Önce çok iyi karşılayıp, inciler, mercanlar, uşaklar, arabalar, elbiseler... içinde bir misâfir gibi bakarlar. Kızlar; “Bu ihtişâmın bir bedeli olmalıdır.” diye düşünürler. Başta ibâdetlerini serbestçe yaparlar.
Sonunda Tekfur gerçek yüzünü gösterir. “Bizansta yaşıyorsunuz, bizim gibi olmalısınız!..” der. Manastıra göndermek ister fakat kabul etmezler. Kızları süslü odalarından alıp izbe dehlizlere gönderir.
Çok sıkıntı çekerler. Kuru bir ekmek ve bir maşraba su. Koridorlardan kahkaha ve çığlık sesleri gelir. Tekfur onlara 40 gün mühlet biçer, ya manastıra yahut...
Kraliçe araya girince, sertlikle değil yumuşaklıkla hâlletmek için kendi kızları 14 yaşındaki Katerina’yı, onlara arkadaş olarak gönderirler. Maksatları kendi din ve yaşayışlarını sevdirmek. Fâtıma ve Sâkine misâfirlerini dostça karşılarlar.
Prenses bu iki kızı çok sever ve onlardan çok etkilenir.

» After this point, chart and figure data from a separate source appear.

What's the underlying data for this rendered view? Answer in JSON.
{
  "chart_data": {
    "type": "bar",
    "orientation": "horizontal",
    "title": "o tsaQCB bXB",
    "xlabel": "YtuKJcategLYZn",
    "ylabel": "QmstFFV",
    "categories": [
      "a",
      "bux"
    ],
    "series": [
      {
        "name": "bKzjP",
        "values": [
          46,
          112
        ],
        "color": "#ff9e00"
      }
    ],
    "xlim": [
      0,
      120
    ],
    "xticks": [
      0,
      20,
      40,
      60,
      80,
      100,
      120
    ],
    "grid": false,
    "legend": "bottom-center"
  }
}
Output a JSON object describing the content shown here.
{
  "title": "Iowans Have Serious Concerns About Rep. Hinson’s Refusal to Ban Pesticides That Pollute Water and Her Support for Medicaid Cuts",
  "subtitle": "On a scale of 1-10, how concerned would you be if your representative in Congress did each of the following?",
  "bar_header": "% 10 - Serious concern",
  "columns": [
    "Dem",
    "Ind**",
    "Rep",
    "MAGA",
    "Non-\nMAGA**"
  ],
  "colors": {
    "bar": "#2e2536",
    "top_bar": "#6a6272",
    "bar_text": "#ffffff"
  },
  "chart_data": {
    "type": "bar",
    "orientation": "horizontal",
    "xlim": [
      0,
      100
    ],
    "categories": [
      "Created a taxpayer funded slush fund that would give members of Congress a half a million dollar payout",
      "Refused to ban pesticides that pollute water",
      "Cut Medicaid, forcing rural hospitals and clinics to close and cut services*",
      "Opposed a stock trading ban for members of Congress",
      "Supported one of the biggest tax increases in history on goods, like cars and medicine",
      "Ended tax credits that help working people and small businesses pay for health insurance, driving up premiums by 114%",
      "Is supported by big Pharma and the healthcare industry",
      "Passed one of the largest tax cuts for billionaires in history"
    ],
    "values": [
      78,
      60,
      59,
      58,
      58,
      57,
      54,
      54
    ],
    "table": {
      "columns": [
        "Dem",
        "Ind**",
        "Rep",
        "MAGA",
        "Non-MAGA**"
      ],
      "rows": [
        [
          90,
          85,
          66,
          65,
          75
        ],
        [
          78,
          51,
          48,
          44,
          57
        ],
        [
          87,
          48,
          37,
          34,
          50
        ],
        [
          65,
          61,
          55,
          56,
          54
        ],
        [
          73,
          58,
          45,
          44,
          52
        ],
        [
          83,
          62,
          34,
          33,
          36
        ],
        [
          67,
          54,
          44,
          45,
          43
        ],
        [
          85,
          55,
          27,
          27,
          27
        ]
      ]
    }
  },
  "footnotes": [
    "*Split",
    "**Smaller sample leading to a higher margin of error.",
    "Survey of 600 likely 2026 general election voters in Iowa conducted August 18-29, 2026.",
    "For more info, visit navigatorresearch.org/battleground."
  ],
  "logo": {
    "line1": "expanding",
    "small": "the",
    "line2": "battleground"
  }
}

Hayatları, yaşayışları, ahlâkları ve dinleri ile ilgili sorular sorup büyük bir hayranlıkla dinler. Onların birçok kerâmetine şâhit olup Müslüman olur. Artık onlardan hiç ayrılmaz. “Ne söylüyorsanız, ne yapıyorsanız doğrudur.” dediği için kızlar ona Sıdıka ismini verirler.
Zindandan haber soran anne ve babasına; “Çok iyi gidiyor, şaşırmaya hazır olun!” der. Ama sayılı gün çabuk geçer ve 40. gün vedâlaşma vakti gelir. Sıdıka; “Ne mutlu size, şehit olarak sevdiklerinize kavuşacaksınız. Ben ise...” der.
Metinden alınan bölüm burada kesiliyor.